Skilled Intelligence professionals should be able to separate the real hard nuts from the easily manipulated.
For some reason, best known to the powers that be, grave, secret service blokes have come up from their hideouts to issue sombre notices about the threat of terrorism in the UK.
Andrew Parker, the MI5 boss, believes our nation is more imperilled than ever before by evil Islamicists who are either bubbling up explosive materials in their kitchens or sneaking back in from ravaged Muslim countries with murderous plans.
Parker claims the danger is “at the highest tempo”, what with “plots, scheming and crude stabbings, lengthy planning and …spontaneous attacks”. He sounds like a Crusader.
The excellent and erudite columnist, Sir Simon Jenkins, roundly rubbishes Parker’s claims and suspects this is a naked resource and status bid by spooks. I am less sanguine than this knight of the realm.
I know, through my work as a journalist, that many British Muslims have turned venomously anti-West. Some have grievances I understand and share; the calamitous Western military action in Afghanistan, Iraq and Libya; the unaccountable, oppressive policies of Israel; the cruel demonisation of refugees from Syria and other devastated lands; racism.
But too many others just want to cause maximum hurt and feel, briefly, like cowboys of the eastern world. There are those about whom we know little – the mentally unstable, inchoate nihilists and suicidal no-hopers. It is unwise to breezily dismiss the dangers they pose to us and themselves.
Blameless British Muslims fear these possibilities even more than non-Muslims. When terrorist acts are carried out by proficient operatives or by demented lone killers, the rest of us feel collectively blamed and abhorred.
In some ways I do understand these instinctive reactions. If my child had been blown up by a Muslim terrorist at a pop concert in Manchester, I might never find tolerance in my heart again for Muslims or their faith.
Emotion is a potent force. It is remarkable that good citizens of Manchester and London did everything to keep going, determined to remain undivided as the dreadful tragedies unfolded. Racists, however, seized these moments, and did their worst.
Hate crimes against Muslims have increased fivefold since the Westminster and London Bridge attacks. That, in turn, will be raising more Muslim fury and so it will go on for a very long time. Now this deadly brew is likely to become even more bitter and toxic.
Hundreds of British Muslims – mostly men, but some women too and many children – have either returned to this country from Syria and Iraq or are on their way, as Isis faces military defeat and loss of territories. Parker’s doom-laden views partly come from this new, unprecedented challenge.
So what to do with the returnees? That is the question. Noisy right wingers want internment; nothing else will pacify them. Katie Hopkins probably would be happy if the government could come up with a ‘final solution’.
Thankfully, this country still has some sense and sensibility.
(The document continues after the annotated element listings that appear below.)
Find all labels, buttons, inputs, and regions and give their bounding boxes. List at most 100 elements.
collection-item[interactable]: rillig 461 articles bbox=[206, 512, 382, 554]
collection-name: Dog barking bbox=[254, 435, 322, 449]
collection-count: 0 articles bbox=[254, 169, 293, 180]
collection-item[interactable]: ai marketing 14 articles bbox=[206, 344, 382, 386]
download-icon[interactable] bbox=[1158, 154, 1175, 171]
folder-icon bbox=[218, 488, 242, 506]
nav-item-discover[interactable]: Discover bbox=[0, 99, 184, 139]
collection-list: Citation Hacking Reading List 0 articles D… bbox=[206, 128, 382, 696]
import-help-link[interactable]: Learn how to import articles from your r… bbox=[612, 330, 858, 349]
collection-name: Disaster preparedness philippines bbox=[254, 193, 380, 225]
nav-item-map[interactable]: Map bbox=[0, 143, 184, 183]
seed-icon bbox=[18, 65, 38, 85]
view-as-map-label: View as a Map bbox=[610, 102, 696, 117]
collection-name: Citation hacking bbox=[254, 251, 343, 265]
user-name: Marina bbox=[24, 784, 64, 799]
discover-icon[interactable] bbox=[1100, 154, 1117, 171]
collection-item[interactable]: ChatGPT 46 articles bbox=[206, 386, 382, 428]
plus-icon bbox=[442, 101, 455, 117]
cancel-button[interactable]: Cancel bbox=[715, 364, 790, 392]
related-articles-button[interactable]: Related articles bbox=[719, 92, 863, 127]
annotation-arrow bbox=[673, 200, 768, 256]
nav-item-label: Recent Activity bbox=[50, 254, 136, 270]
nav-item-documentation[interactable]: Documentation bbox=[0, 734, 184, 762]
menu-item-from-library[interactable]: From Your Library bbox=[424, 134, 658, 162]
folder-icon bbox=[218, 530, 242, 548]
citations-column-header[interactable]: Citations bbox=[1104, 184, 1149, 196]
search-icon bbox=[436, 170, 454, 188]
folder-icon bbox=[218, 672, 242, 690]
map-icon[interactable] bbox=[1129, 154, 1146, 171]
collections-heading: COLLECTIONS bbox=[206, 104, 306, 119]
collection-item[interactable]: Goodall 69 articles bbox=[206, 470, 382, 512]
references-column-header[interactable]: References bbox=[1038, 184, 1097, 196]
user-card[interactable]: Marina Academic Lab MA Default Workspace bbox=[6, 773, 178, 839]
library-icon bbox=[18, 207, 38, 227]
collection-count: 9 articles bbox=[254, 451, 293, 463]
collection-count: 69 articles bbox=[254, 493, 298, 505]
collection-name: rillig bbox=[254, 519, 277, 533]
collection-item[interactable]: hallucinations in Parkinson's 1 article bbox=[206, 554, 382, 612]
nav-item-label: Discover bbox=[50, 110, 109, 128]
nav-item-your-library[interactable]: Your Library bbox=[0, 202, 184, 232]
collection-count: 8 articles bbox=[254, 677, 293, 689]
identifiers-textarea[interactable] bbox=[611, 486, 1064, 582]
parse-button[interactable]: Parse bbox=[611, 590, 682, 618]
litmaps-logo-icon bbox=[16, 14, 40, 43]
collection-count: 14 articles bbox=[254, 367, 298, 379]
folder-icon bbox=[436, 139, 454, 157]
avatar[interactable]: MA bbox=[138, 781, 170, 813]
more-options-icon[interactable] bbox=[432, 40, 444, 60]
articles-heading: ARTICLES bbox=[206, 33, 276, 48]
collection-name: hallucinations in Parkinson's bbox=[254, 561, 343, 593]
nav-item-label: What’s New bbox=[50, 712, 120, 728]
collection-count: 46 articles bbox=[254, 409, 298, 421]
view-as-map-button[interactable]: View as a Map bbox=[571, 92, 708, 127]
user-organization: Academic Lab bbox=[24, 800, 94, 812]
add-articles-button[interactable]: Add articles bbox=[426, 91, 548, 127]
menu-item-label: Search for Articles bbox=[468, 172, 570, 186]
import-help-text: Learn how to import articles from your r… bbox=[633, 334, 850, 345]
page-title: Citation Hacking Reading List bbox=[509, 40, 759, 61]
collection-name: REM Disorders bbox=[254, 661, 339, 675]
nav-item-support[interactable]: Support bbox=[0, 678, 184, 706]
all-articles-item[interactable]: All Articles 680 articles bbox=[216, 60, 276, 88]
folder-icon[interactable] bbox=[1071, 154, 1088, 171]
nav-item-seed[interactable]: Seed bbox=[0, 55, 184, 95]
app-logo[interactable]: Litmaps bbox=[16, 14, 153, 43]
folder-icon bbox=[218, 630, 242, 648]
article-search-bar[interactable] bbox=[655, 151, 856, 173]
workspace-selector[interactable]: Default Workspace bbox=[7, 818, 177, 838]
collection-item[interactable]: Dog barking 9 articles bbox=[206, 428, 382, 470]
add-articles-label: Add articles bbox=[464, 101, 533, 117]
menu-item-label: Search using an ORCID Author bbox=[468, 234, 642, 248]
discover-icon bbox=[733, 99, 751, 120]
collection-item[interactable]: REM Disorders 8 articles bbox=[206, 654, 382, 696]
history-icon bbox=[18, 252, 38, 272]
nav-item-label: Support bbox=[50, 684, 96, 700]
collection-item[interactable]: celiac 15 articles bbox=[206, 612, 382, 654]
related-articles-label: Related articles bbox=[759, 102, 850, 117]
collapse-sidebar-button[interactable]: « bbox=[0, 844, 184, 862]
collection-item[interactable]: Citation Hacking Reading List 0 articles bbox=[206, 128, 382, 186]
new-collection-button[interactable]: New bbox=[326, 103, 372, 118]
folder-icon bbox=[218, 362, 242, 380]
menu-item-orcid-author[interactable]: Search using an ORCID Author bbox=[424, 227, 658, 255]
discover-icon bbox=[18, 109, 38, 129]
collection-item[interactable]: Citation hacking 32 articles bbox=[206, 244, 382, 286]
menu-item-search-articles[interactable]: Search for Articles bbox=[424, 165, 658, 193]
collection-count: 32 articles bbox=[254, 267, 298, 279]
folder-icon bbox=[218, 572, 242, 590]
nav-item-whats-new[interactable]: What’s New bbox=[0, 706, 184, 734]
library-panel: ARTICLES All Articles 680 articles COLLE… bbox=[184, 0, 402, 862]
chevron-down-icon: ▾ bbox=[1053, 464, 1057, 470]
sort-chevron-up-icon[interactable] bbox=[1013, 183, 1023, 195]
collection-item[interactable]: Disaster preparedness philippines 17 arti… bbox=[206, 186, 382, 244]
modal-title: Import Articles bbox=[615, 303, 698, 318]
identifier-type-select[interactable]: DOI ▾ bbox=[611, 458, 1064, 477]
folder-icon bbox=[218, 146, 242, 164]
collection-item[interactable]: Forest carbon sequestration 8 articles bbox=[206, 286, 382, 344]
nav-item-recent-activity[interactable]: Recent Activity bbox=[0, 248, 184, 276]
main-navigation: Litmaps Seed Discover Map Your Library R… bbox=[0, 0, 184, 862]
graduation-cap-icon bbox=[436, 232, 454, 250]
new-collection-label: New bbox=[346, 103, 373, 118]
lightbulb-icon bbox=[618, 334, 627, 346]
On Radio4’s Today programme, two experts, Max Hill, the independent reviewer of terrorist legislation and Richard Barrett, the former MI6 global anti-terrorism director talked rationally about the problem without bombast and patriotic patois (‘great British values’, loyalty tests, etc).
Thy reminded listeners that returnees were not all alike or equally dangerous. Different reasons took them out there and there will be differences between them as they try to resettle.
Skilled Intelligence professionals should be able to separate the real hard nuts from the easily manipulated, the truth tellers from the practised lairs, those likely to carry out violent acts from those who are passive believers an Islamic global victory, incurable fantasists from those who are ‘awoke’ and regret what they did, the mad from the really bad.
There are also the totally innocent men and women who went to these countries to help civilians. A young medical student I vaguely knew, took off to go help Assad’s victims. He has never been seen again. His distraught parents don’t make official enquiries. He might be dead, but what if he joined Isis? They fear ostracisation and no longer go to mosque.
The final and most difficult decision is what to do about the children, many of whom have been thoroughly, mercilessly radicalised. Those who knowingly became Isis guerrillas must face due process. But various others may require state compassion and resources to find themselves again and fit in.
Progressive Muslims, empathetic politicians, police forces, educators and international aid charities all have a part to play in this process. The outcomes can’t be predicted – some radicalised Muslims will never reintegrate – but the rest deserve a chance, for their sake as well as the sake of the country.
Even at these taxing times, the urge only to punish has to be curbed. If it isn’t, a liberal democracy will become an elected autocracy. And then no one is safe.